In this study, a single BPA injection acutely increased liver enzymes, although the levels of liver enzymes upon treatment had a tendency to be similar to those of the control after the successive BPA injections for 5 days. We can postulate that BPA may induce hepatocyte damage, but there are abundant mechanisms to compensate for this. Therefore, the hepatotoxic effects of BPA could be counteracted, and this may be the reason why the previously elevated hepatic enzyme levels were again reduced after 5 days of treatment in our study, although we did not examine the possible compensatory mechanism.

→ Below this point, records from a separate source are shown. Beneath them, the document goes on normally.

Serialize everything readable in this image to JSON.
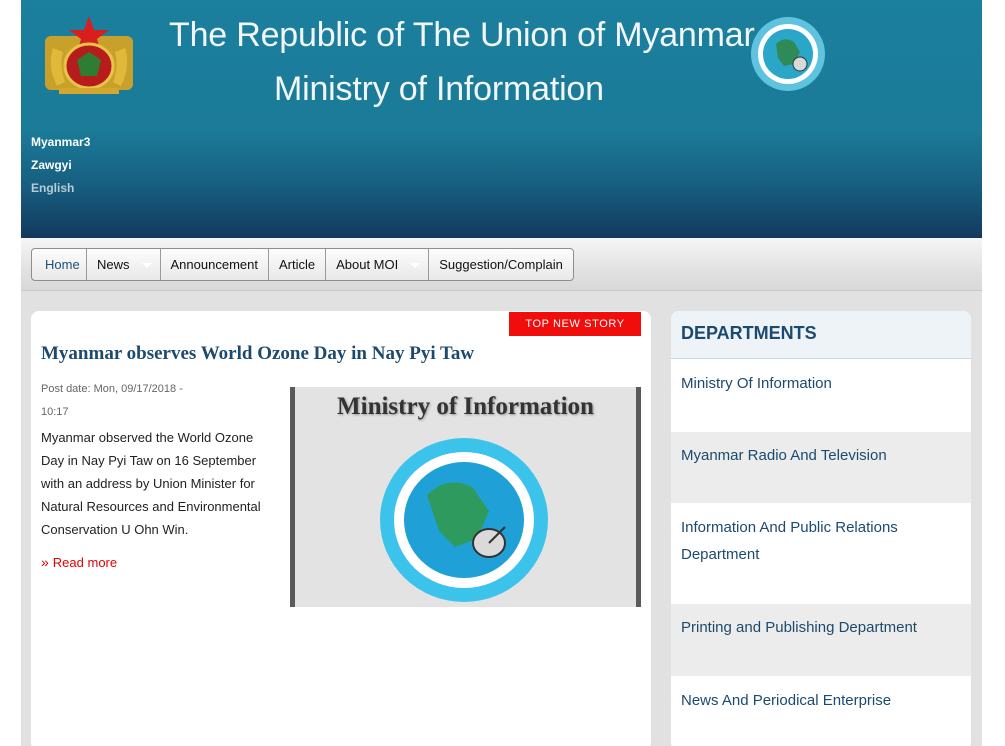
{
  "header": {
    "title_line1": "The Republic of The Union of Myanmar",
    "title_line2": "Ministry of Information",
    "languages": [
      "Myanmar3",
      "Zawgyi",
      "English"
    ]
  },
  "nav": {
    "items": [
      {
        "label": "Home",
        "dropdown": false
      },
      {
        "label": "News",
        "dropdown": true
      },
      {
        "label": "Announcement",
        "dropdown": false
      },
      {
        "label": "Article",
        "dropdown": false
      },
      {
        "label": "About MOI",
        "dropdown": true
      },
      {
        "label": "Suggestion/Complain",
        "dropdown": false
      }
    ]
  },
  "story": {
    "badge": "TOP NEW STORY",
    "title": "Myanmar observes World Ozone Day in Nay Pyi Taw",
    "post_date": "Post date: Mon, 09/17/2018 - 10:17",
    "body": "Myanmar observed the World Ozone Day in Nay Pyi Taw on 16 September with an address by Union Minister for Natural Resources and Environmental Conservation U Ohn Win.",
    "read_more": "Read more",
    "image_caption": "Ministry of Information"
  },
  "departments": {
    "title": "DEPARTMENTS",
    "items": [
      "Ministry Of Information",
      "Myanmar Radio And Television",
      "Information And Public Relations Department",
      "Printing and Publishing Department",
      "News And Periodical Enterprise"
    ]
  },
  "colors": {
    "header_top": "#1b7f9e",
    "header_bottom": "#12395d",
    "link_blue": "#1c4a6e",
    "badge_red": "#f20d0d",
    "read_more_red": "#e60000"
  },
  "icons": {
    "emblem": "state-emblem-icon",
    "seal": "ministry-seal-icon",
    "read_more": "double-chevron-right-icon",
    "dropdown": "caret-down-icon"
  }
}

In this study, we injected BPA intraperitoneally, while human is usually exposed to BPA via the oral route. This may represent a limitation of this study, because the route of administration can change the BPA bioavailability and metabolism (32). However, even after considering pharmacokinetics of BPA, doses of BPA, which we injected intraperitoneally in this experiment, may be equated to about 0.15 mg/kg/day and 4 mg/kg/day for the oral administration and these are below the NOAEL.
In conclusion, a low dose of BPA induces mitochondrial dysfunction in the liver, and this is associated with an increase in oxidative stress and inflammation.
This study was supported by a grant of the Korea Healthcare Technology R&D Project, Ministry of Health & Welfare, Korea (Grant No.: A090152).